引籠って出てこない魔王に代わって、ヒノキ城で指揮を執っているジギタリスが、戦闘が収束しているローレルの町からレンギョウやライラックたち主力の戦士たちをヒノキ城に招集しました。
ヒノキ城周辺で発生している戦闘の戦力に加えようというのです。
スターチス将軍も周辺に散って小競り合いをしていた兵団をヒノキ城に集結させ、ヒノキ城周辺地域の戦闘は激化しました。
久しぶりにヒノキ城にやってきたレンギョウとライラックは、スミレが誘拐され、魔王がショックで引籠っていることを聞くと、怒りをあらわにしました。

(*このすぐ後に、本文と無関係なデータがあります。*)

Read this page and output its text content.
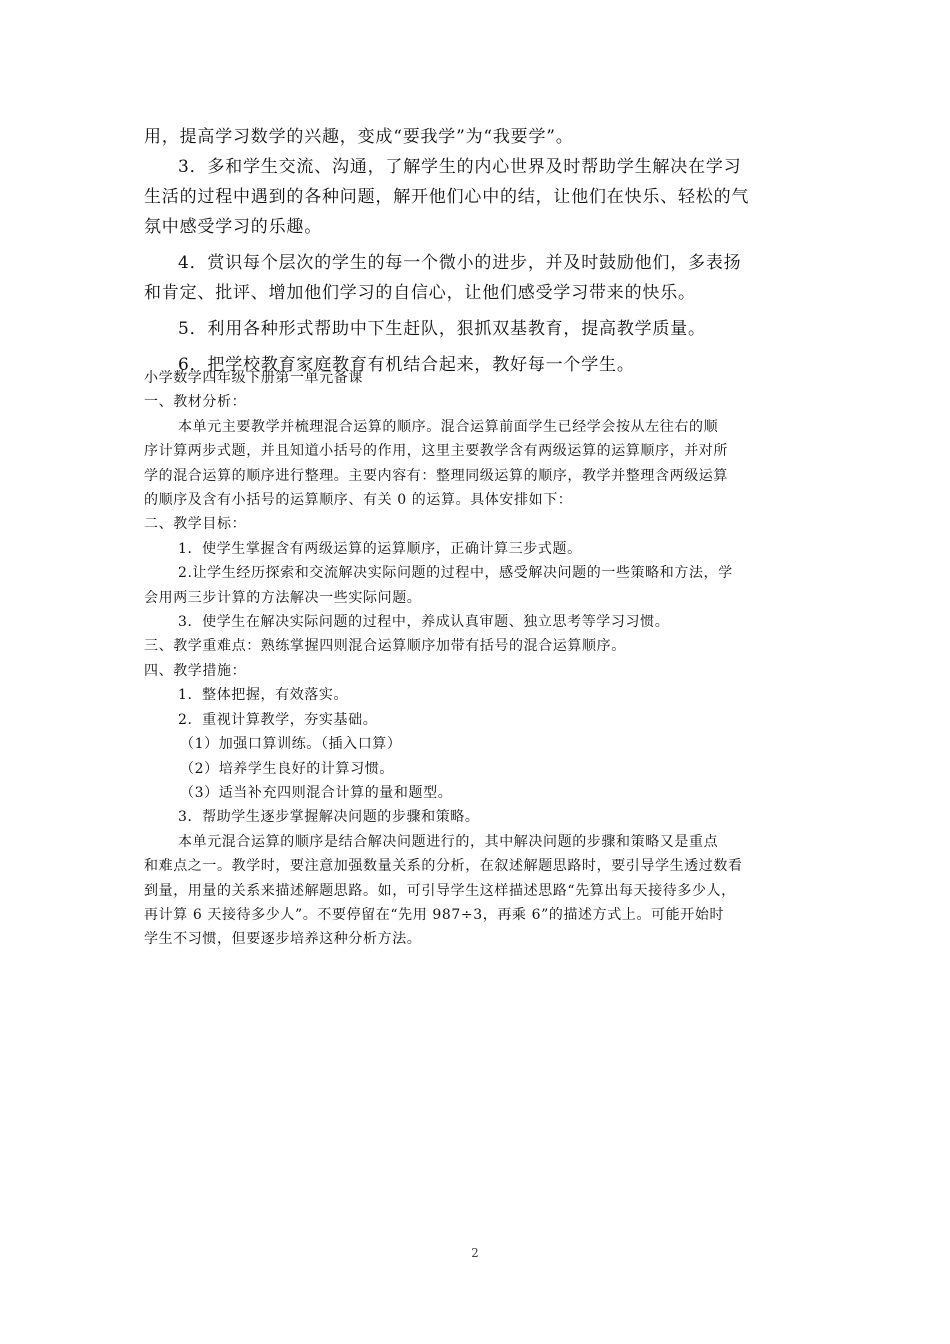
用，提高学习数学的兴趣，变成“要我学”为“我要学”。

3．多和学生交流、沟通，了解学生的内心世界及时帮助学生解决在学习

生活的过程中遇到的各种问题，解开他们心中的结，让他们在快乐、轻松的气

氛中感受学习的乐趣。

4．赏识每个层次的学生的每一个微小的进步，并及时鼓励他们，多表扬

和肯定、批评、增加他们学习的自信心，让他们感受学习带来的快乐。

5．利用各种形式帮助中下生赶队，狠抓双基教育，提高教学质量。

6．把学校教育家庭教育有机结合起来，教好每一个学生。

小学数学四年级下册第一单元备课

一、教材分析：

本单元主要教学并梳理混合运算的顺序。混合运算前面学生已经学会按从左往右的顺

序计算两步式题，并且知道小括号的作用，这里主要教学含有两级运算的运算顺序，并对所

学的混合运算的顺序进行整理。主要内容有：整理同级运算的顺序，教学并整理含两级运算

的顺序及含有小括号的运算顺序、有关 0 的运算。具体安排如下：

二、教学目标：

1．使学生掌握含有两级运算的运算顺序，正确计算三步式题。

2.让学生经历探索和交流解决实际问题的过程中，感受解决问题的一些策略和方法，学

会用两三步计算的方法解决一些实际问题。

3．使学生在解决实际问题的过程中，养成认真审题、独立思考等学习习惯。

三、教学重难点：熟练掌握四则混合运算顺序加带有括号的混合运算顺序。

四、教学措施：

1．整体把握，有效落实。

2．重视计算教学，夯实基础。

（1）加强口算训练。（插入口算）

（2）培养学生良好的计算习惯。

（3）适当补充四则混合计算的量和题型。

3．帮助学生逐步掌握解决问题的步骤和策略。

本单元混合运算的顺序是结合解决问题进行的，其中解决问题的步骤和策略又是重点

和难点之一。教学时，要注意加强数量关系的分析，在叙述解题思路时，要引导学生透过数看

到量，用量的关系来描述解题思路。如，可引导学生这样描述思路“先算出每天接待多少人，

再计算 6 天接待多少人”。不要停留在“先用 987÷3，再乘 6”的描述方式上。可能开始时

学生不习惯，但要逐步培养这种分析方法。

2
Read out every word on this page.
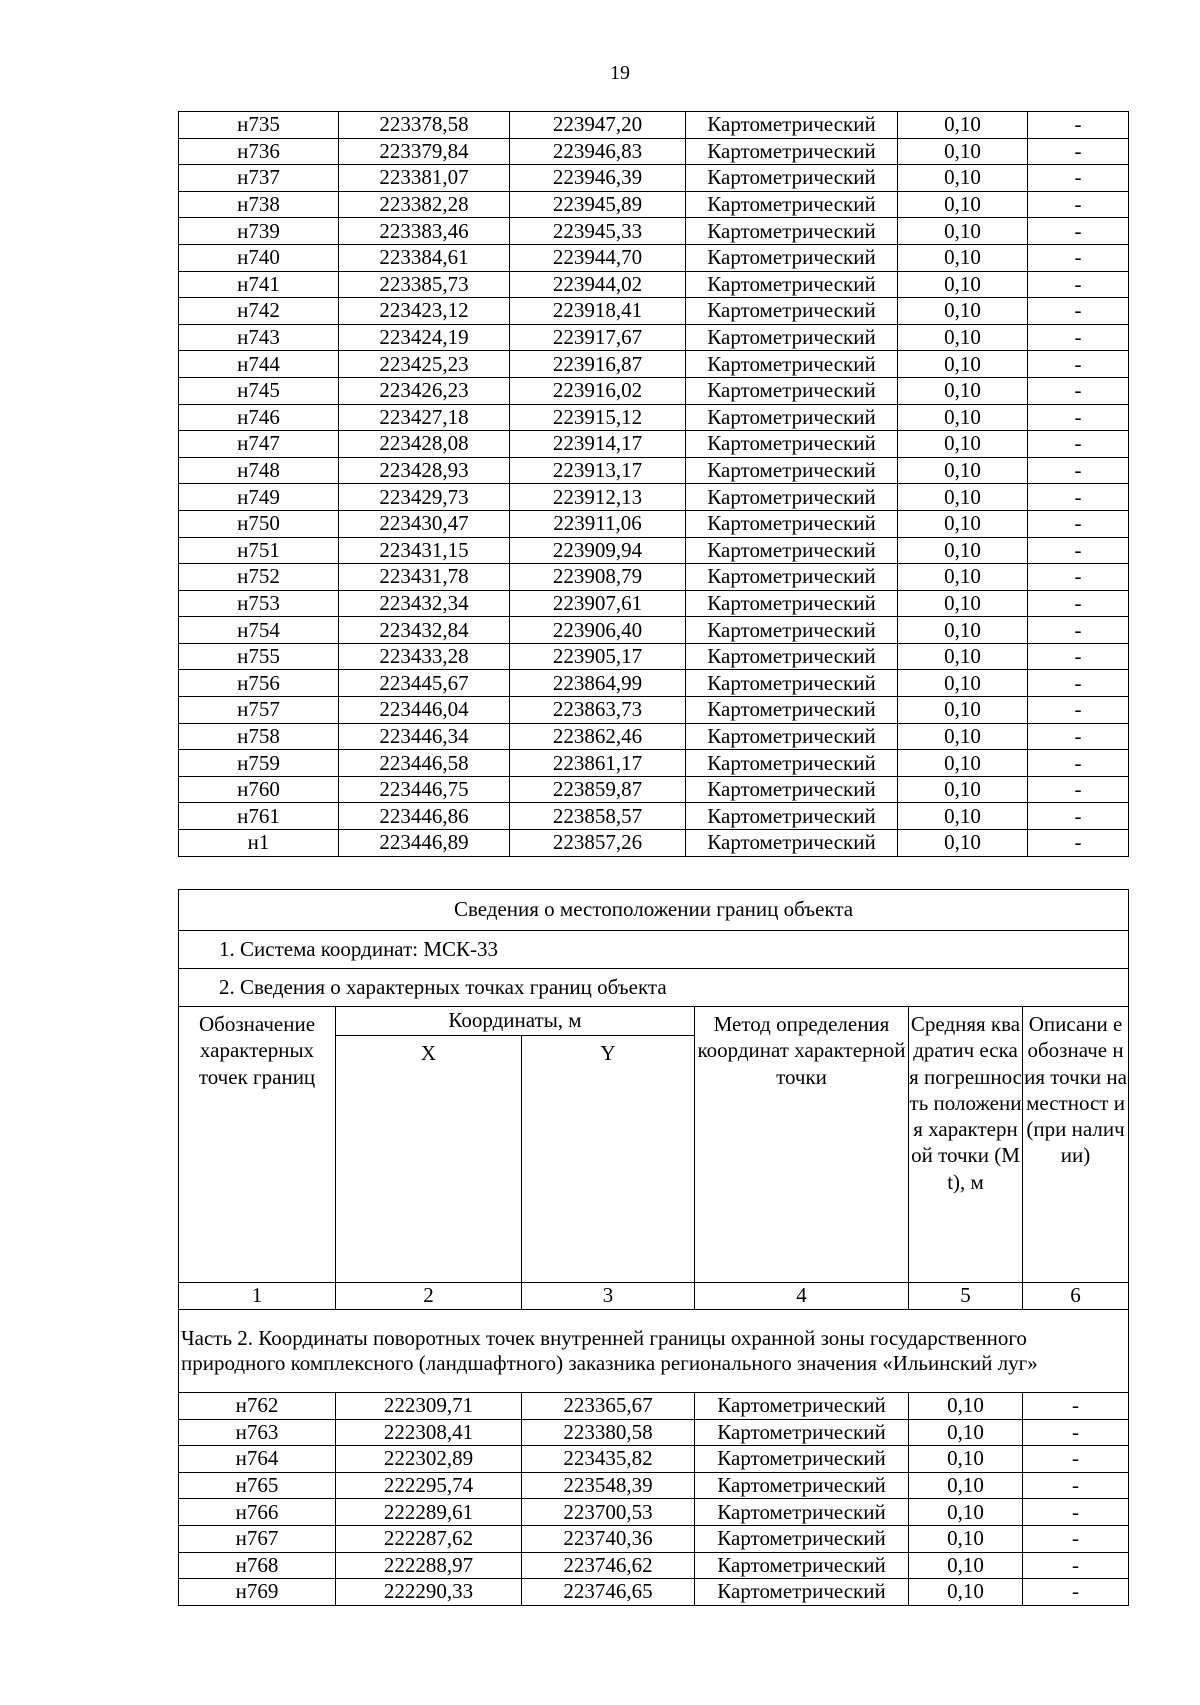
19
н735	223378,58	223947,20	Картометрический	0,10	-
н736	223379,84	223946,83	Картометрический	0,10	-
н737	223381,07	223946,39	Картометрический	0,10	-
н738	223382,28	223945,89	Картометрический	0,10	-
н739	223383,46	223945,33	Картометрический	0,10	-
н740	223384,61	223944,70	Картометрический	0,10	-
н741	223385,73	223944,02	Картометрический	0,10	-
н742	223423,12	223918,41	Картометрический	0,10	-
н743	223424,19	223917,67	Картометрический	0,10	-
н744	223425,23	223916,87	Картометрический	0,10	-
н745	223426,23	223916,02	Картометрический	0,10	-
н746	223427,18	223915,12	Картометрический	0,10	-
н747	223428,08	223914,17	Картометрический	0,10	-
н748	223428,93	223913,17	Картометрический	0,10	-
н749	223429,73	223912,13	Картометрический	0,10	-
н750	223430,47	223911,06	Картометрический	0,10	-
н751	223431,15	223909,94	Картометрический	0,10	-
н752	223431,78	223908,79	Картометрический	0,10	-
н753	223432,34	223907,61	Картометрический	0,10	-
н754	223432,84	223906,40	Картометрический	0,10	-
н755	223433,28	223905,17	Картометрический	0,10	-
н756	223445,67	223864,99	Картометрический	0,10	-
н757	223446,04	223863,73	Картометрический	0,10	-
н758	223446,34	223862,46	Картометрический	0,10	-
н759	223446,58	223861,17	Картометрический	0,10	-
н760	223446,75	223859,87	Картометрический	0,10	-
н761	223446,86	223858,57	Картометрический	0,10	-
н1	223446,89	223857,26	Картометрический	0,10	-
Сведения о местоположении границ объекта					
1. Система координат: МСК-33					
2. Сведения о характерных точках границ объекта					
Обозначение характерных точек границ	Координаты, м		Метод определения координат характерной точки	Средняя квадратич еская погрешнос ть положени я характерн ой точки (Mt), м	Описани е обозначе ния точки на местност и (при наличии)
	X	Y			
1	2	3	4	5	6
Часть 2. Координаты поворотных точек внутренней границы охранной зоны государственного природного комплексного (ландшафтного) заказника регионального значения «Ильинский луг»					
н762	222309,71	223365,67	Картометрический	0,10	-
н763	222308,41	223380,58	Картометрический	0,10	-
н764	222302,89	223435,82	Картометрический	0,10	-
н765	222295,74	223548,39	Картометрический	0,10	-
н766	222289,61	223700,53	Картометрический	0,10	-
н767	222287,62	223740,36	Картометрический	0,10	-
н768	222288,97	223746,62	Картометрический	0,10	-
н769	222290,33	223746,65	Картометрический	0,10	-
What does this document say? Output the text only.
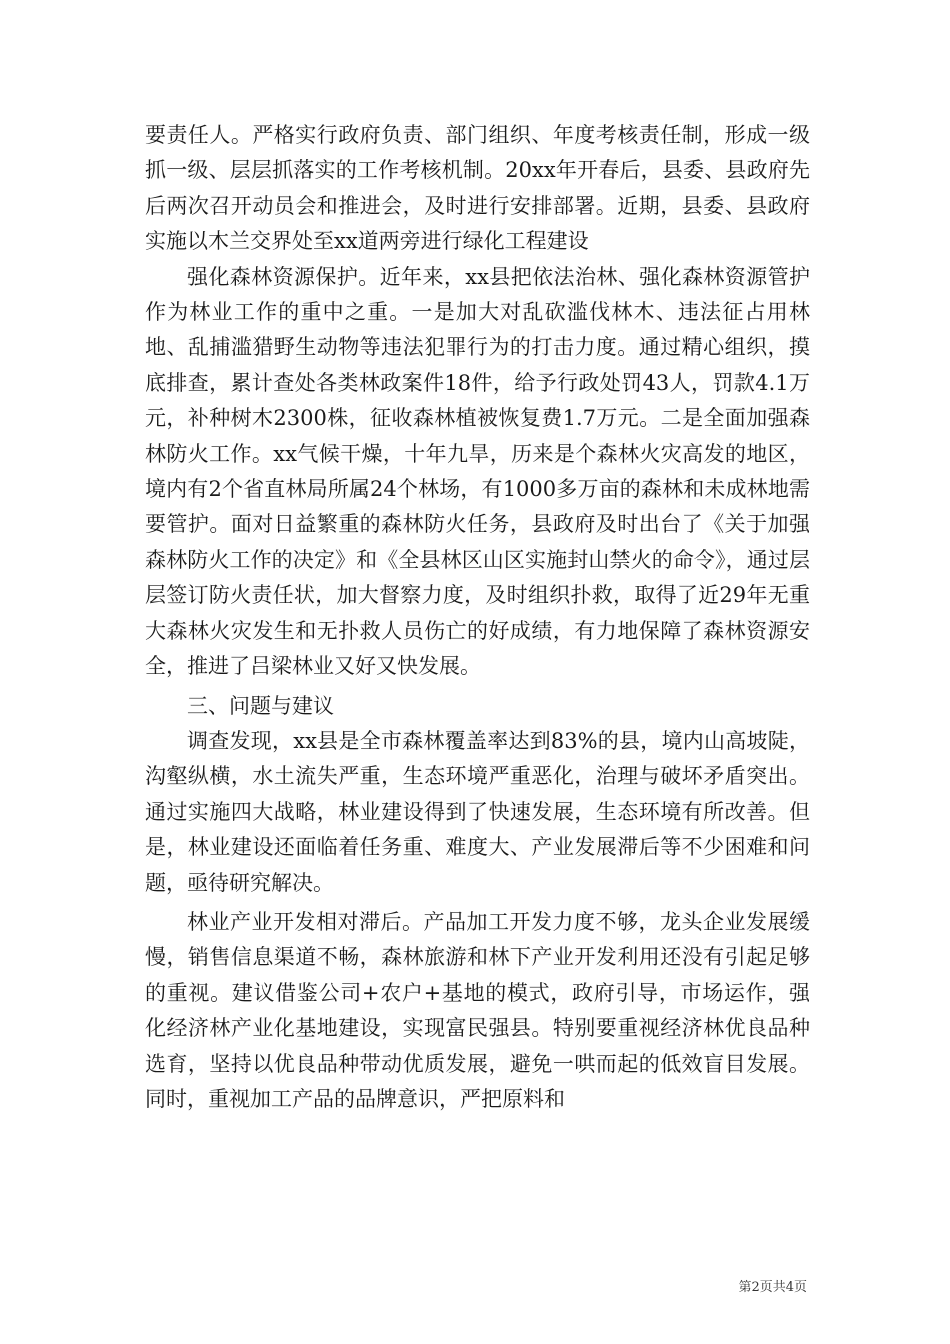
要责任人。严格实行政府负责、部门组织、年度考核责任制，形成一级抓一级、层层抓落实的工作考核机制。20xx年开春后，县委、县政府先后两次召开动员会和推进会，及时进行安排部署。近期，县委、县政府实施以木兰交界处至xx道两旁进行绿化工程建设

强化森林资源保护。近年来，xx县把依法治林、强化森林资源管护作为林业工作的重中之重。一是加大对乱砍滥伐林木、违法征占用林地、乱捕滥猎野生动物等违法犯罪行为的打击力度。通过精心组织，摸底排查，累计查处各类林政案件18件，给予行政处罚43人，罚款4.1万元，补种树木2300株，征收森林植被恢复费1.7万元。二是全面加强森林防火工作。xx气候干燥，十年九旱，历来是个森林火灾高发的地区，境内有2个省直林局所属24个林场，有1000多万亩的森林和未成林地需要管护。面对日益繁重的森林防火任务，县政府及时出台了《关于加强森林防火工作的决定》和《全县林区山区实施封山禁火的命令》，通过层层签订防火责任状，加大督察力度，及时组织扑救，取得了近29年无重大森林火灾发生和无扑救人员伤亡的好成绩，有力地保障了森林资源安全，推进了吕梁林业又好又快发展。

三、问题与建议

调查发现，xx县是全市森林覆盖率达到83%的县，境内山高坡陡，沟壑纵横，水土流失严重，生态环境严重恶化，治理与破坏矛盾突出。通过实施四大战略，林业建设得到了快速发展，生态环境有所改善。但是，林业建设还面临着任务重、难度大、产业发展滞后等不少困难和问题，亟待研究解决。

林业产业开发相对滞后。产品加工开发力度不够，龙头企业发展缓慢，销售信息渠道不畅，森林旅游和林下产业开发利用还没有引起足够的重视。建议借鉴公司+农户+基地的模式，政府引导，市场运作，强化经济林产业化基地建设，实现富民强县。特别要重视经济林优良品种选育，坚持以优良品种带动优质发展，避免一哄而起的低效盲目发展。同时，重视加工产品的品牌意识，严把原料和

第2页共4页
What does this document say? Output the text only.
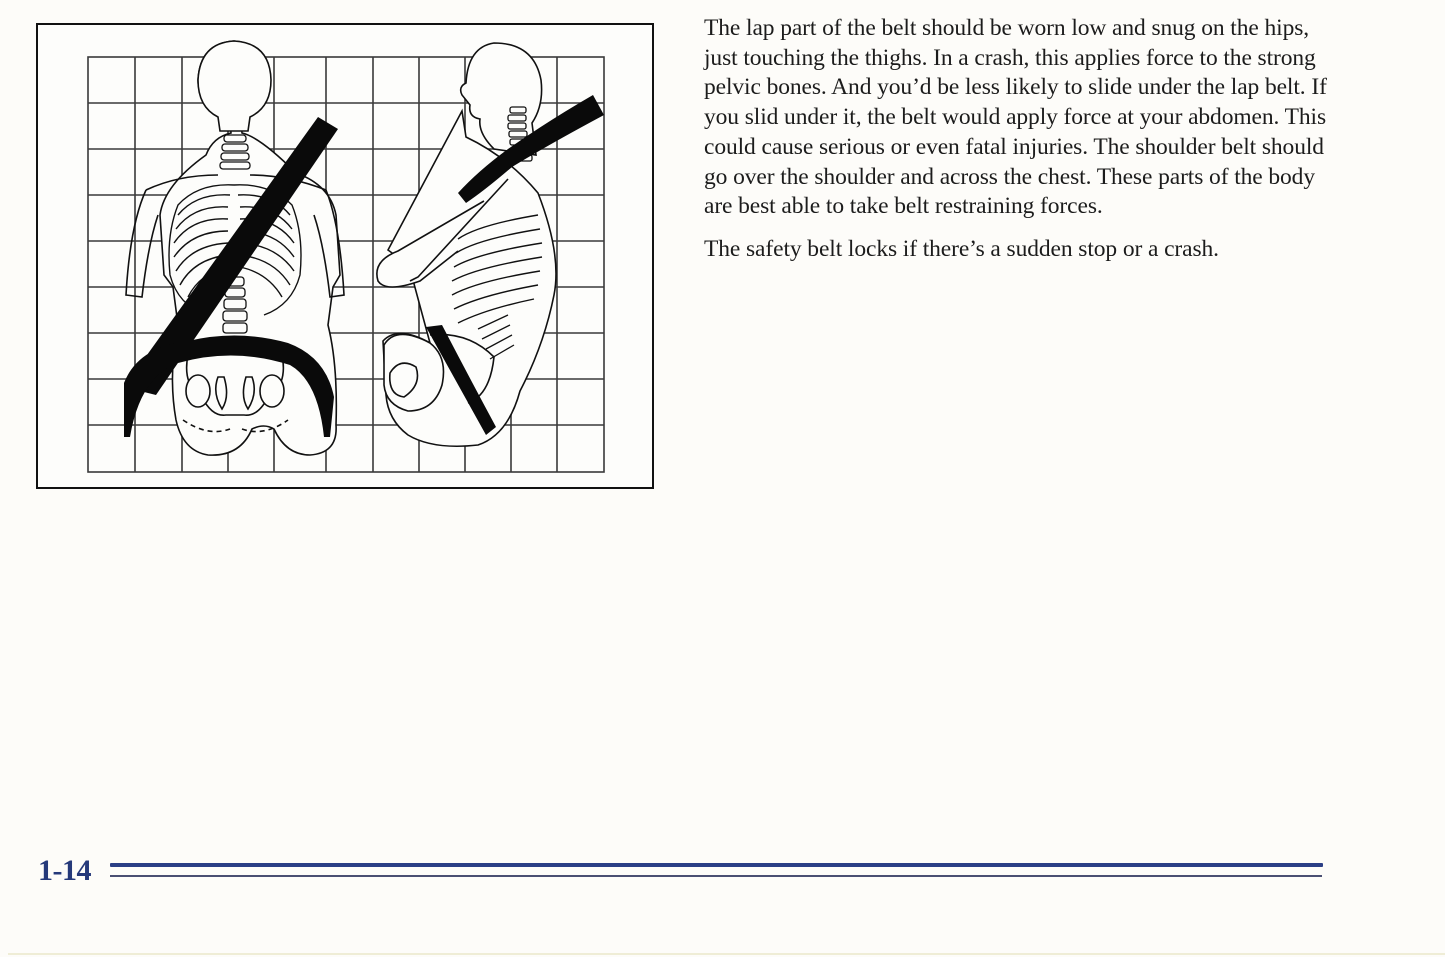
The lap part of the belt should be worn low and snug on the hips, just touching the thighs. In a crash, this applies force to the strong pelvic bones. And you’d be less likely to slide under the lap belt. If you slid under it, the belt would apply force at your abdomen. This could cause serious or even fatal injuries. The shoulder belt should go over the shoulder and across the chest. These parts of the body are best able to take belt restraining forces.

The safety belt locks if there’s a sudden stop or a crash.

1-14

「あの野郎。引籠ってる場合じゃねえだろ!俺たちに戦争を押し付けといてよお!」
特にライラックは雷に打たれたような衝撃を受け、しばらく棒立ちで事実をぶつぶつ反芻すると、魔王に対する怒りが沸々とこみあげてきました。
「魔王め!!!だから、あれほど、俺がスミレを守ると言ったじゃないかあ!!!!」
ライラックの怒りは怒髪天を突きました。実は、ライラックはスミレを心の底では諦めきれていませんでした。
何度もスミレを諦めようといろんな女性に声をかけ、それなりに恋愛を楽しんできましたが、心のどこかでいつもスミレの面影を探しては、虚しい気持ちを燻らせていました。だから、スミレの命が脅かされたと聞いた時、居ても立ってもいられず、どんなにスミレに拒まれようと、彼女を守りたいと強く思ったのです。
しかし、故郷の守護と天秤に掛けられて、みっともなく実らない恋にしがみつくよりは、一人の男子として故郷を守ろうと、後ろ髪を引かれながら故郷に戻ったのに。
恋敵が必ず彼女を守ると約束した。だから、彼に任せようと、彼を信じようとしたのに。だのに。
「サルビアはどこに引きこもってんだ?どれ、俺がどついてやる」
「魔王はどこにいる?!殴ってやらんと気が済まん!!」
レンギョウの倍以上の剣幕で怒鳴るライラック。二人があんまり騒ぐので、ジギタリスはサイプレス城とヒノキ城を繋ぐ時空の扉に、二人を連れてきました。
二人がサイプレス城に着き、魔王の寝室のドアを蹴破ると、魔王は玉のような汗をびっしょりかいて、熱に浮かされていました。
「寝てる場合かあ!!」
ライラックが叩き起こそうとすると、侍女が慌てて止めに入りました。
「おやめください。魔王様は数日前から熱が下がらず、伏せっておられます」
ライラックは構わず魔王の胸ぐらを掴み上げ、「貴様のせいでスミレは!!」と怒鳴りました。
魔王は気が付き、薄く目を開け、「ライラックか……」と弱々しい声で呼びました。
「人に面倒押し付けて自分は引きこもりかよ、いい身分だな」
レンギョウが魔王の顔を覗き込むと、あることに気が付きました。
「あれ?お前角が伸びてねえ?」
侍女は何度も「おやめください」といいながら、ライラックの手から魔王を引き離そうとしました。